What is an AMDF?

I've never seen the word "Formula" with "AMDF". My understanding of the definition of AMDF is

$$ Q_x[k,n_0] \triangleq \frac{1}{N} \sum\limits_{n=0}^{N-1} \Big| x[n+n_0] - x[n+n_0+k] \Big| $$

$n_0$ is the neighborhood of interest in $x[n]$. Note that you are summing up only non-negative terms. So $Q_x[k,n_0] \ge 0$. We call "$k$" the "lag". clearly if $k=0$, then $Q_x[0,n_0]=0$. Also, if $x[n]$ is periodic with period $P$ (and let's pretend for the moment that $P$ is an integer) then $Q_x[P,n_0]=0$ and $Q_x[mP,n_0]=0$ for any integer $m$.

Now even if $x[n]$ is not precisely periodic, or if the period is not precisely an integer number of samples (at the particular sampling rate you are using), we would expect $Q_x[k,n_0] \approx 0$ for any lag $k$ that is close to the period or any integer multiple of the period. In fact, if $x[n]$ is nearly periodic, but the period is not at an integer number of samples, we expect to be able to interpolate $Q_x[k,n_0]$ between integer values of $k$ to get an even lower minimum.

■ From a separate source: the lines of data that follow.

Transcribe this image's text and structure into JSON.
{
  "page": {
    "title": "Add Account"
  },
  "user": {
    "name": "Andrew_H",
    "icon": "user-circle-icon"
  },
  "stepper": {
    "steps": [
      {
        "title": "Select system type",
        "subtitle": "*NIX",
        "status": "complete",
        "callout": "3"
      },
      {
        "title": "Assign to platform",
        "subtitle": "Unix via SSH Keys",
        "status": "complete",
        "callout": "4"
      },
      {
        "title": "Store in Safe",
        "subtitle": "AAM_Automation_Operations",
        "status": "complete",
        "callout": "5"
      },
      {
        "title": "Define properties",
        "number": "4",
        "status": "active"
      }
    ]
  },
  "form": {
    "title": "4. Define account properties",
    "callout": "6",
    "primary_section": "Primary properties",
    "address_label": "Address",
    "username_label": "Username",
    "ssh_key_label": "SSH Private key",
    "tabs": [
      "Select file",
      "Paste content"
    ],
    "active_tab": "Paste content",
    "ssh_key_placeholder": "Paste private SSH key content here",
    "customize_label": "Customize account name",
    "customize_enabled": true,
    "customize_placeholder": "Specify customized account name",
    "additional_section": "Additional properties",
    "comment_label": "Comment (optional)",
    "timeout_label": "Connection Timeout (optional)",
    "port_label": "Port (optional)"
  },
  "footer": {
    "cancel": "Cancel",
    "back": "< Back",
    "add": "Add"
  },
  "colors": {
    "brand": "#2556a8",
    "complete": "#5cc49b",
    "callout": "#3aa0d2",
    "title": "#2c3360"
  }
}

My favorite is not the AMDF but the "ASDF" (guess what the "S" stands for?)

$$ Q_x[k,n_0] \triangleq \frac{1}{N} \sum\limits_{n=0}^{N-1} \big( x[n+n_0] - x[n+n_0+k] \big)^2 $$

Turns out you can do calculus with that because the square function has continuous derivatives, but the absolute value function does not.

Here's another reason i like ASDF better than AMDF. If $N$ is very large and we play a little fast-and-loose with the limits of summation:

$$\begin{align} Q_x[k] & = \frac{1}{N} \left( \sum_n \big( x[n] - x[n+k] \big)^2 \right) \\ & = \frac{1}{N} \left( \sum_n (x[n])^2 + (x[n+k])^2 - 2 x[n] x[n+k] \right) \\ & = \frac{1}{N} \left( \sum_n (x[n])^2 + \sum_n (x[n+k])^2 - 2 \sum_n x[n] x[n+k] \right) \\ & = \frac{1}{N} \sum_n (x[n])^2 + \frac{1}{N}\sum_n (x[n+k])^2 - \frac{2}{N} \,\sum_n x[n] x[n+k] \\ & = \overline{x^2[n]} + \overline{x^2[n]} - 2\, R_x[k] \\ & = 2 \left( \overline{x^2[n]} - R_x[k] \right) \\ \end{align}$$

where

$$\begin{align} R_x[k] & \triangleq \frac{1}{N} \sum_n x[n] x[n+k] \\ & = \overline{x^2[n]} - \tfrac{1}{2} Q_x[k] \\ & = R_x[0] - \tfrac{1}{2} Q_x[k] \\ \end{align}$$

is normally identified as the "autocorrelation" of $x[n]$.

So we expect the autocorrelation function to be an upside-down (and offset) replica of the ASDF. Wherever the autocorrelation peaks is where the ASDF (and usually also the AMDF) has a minimum.